ASIC considers automatic MIS registration
The Australian Securities and Investments Commission (ASIC) will consider allowing managed investment schemes (MIS) to be automatically registered after they lodge an application, while non-compliant schemes will be halted by stop-orders after registration.
The suggestion by ASIC is part of a report released by the regulator regarding efforts to deregulate the sector, but comes as a Senate Inquiry is about to release its report on the work of ASIC in recent years. Many of the submissions to the inquiry questioned the role and presence of ASIC in the failure of Westpoint, Storm and other MIS arrangements.
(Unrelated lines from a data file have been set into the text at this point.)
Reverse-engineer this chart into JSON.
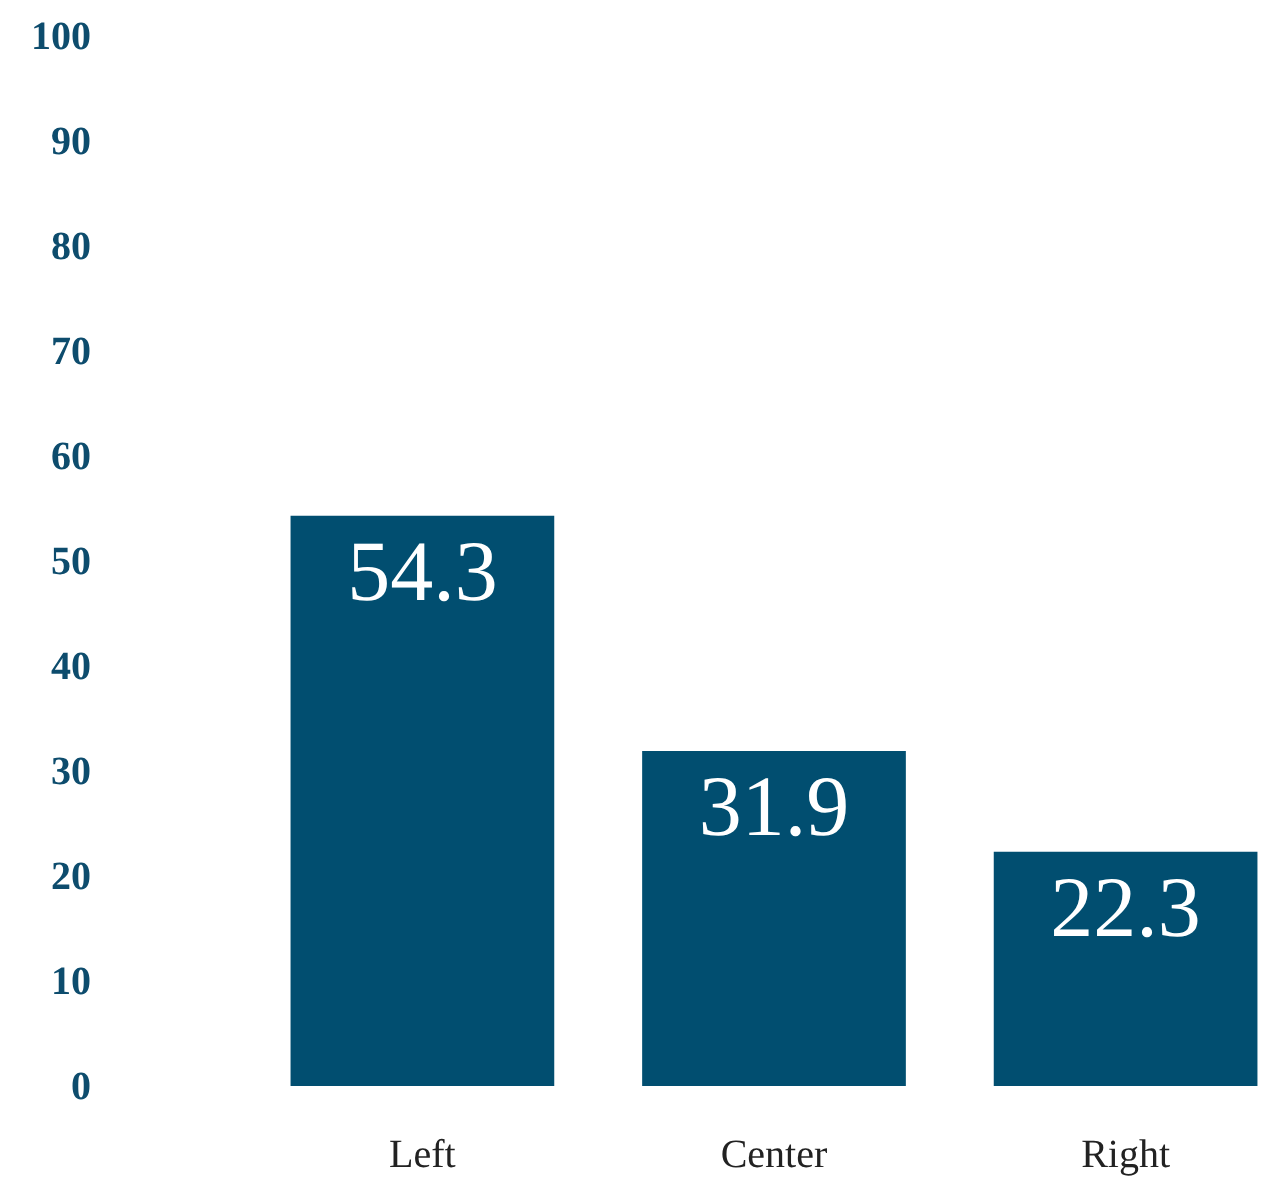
{
  "chart_data": {
    "type": "bar",
    "categories": [
      "Left",
      "Center",
      "Right"
    ],
    "values": [
      54.3,
      31.9,
      22.3
    ],
    "color": "#014e70",
    "ylim": [
      0,
      100
    ],
    "yticks": [
      0,
      10,
      20,
      30,
      40,
      50,
      60,
      70,
      80,
      90,
      100
    ],
    "data_labels": true
  }
}
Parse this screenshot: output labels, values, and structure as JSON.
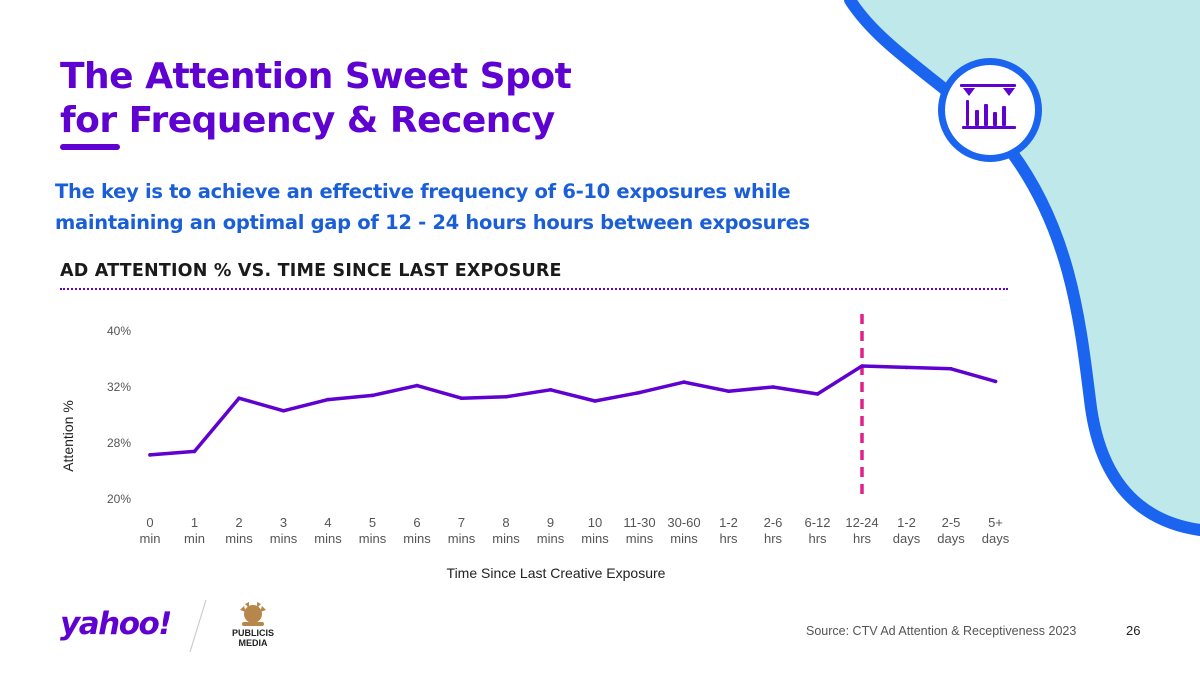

ASIC has suggested replacing the 14-day registration period with an automatic registration period and introducing stop orders and direction powers into the relevant legislation to prevent the operation of non-compliant schemes.
In the report ASIC stated these provisions would operate as an alternative to scheme deregistration and would enable the regulator to stop the issuance of interests in an MIS — either on an interim or final basis — and require MIS to make the amendments required to comply with the Corporations Act.
ASIC stated a similar scheme was already in operation with product disclosure statements (PDS). It said the shift would mean MIS are assessed and monitored using a risk-based approach, with only higher-risk schemes being examined more closely.
ASIC said it would also consider shifting the emphasis of disclosure documents away from information that must be disclosed by issuers to tools to help investors better understand the product.
The regulator stated it would begin work on a pilot program with a small number of product issuers. It would be based around the provision of a key fact sheet with minimum prescribed content regarding the MIS, along with an investor self-assessment form to measure whether the product was suitable for the investor.
ASIC said the pilot would measure the efficacy of documents in promoting investor understanding, before wider consultation with product issuers. Issuers who used this approach would not be required to issue a PDS that complies with the shorter PDS regime.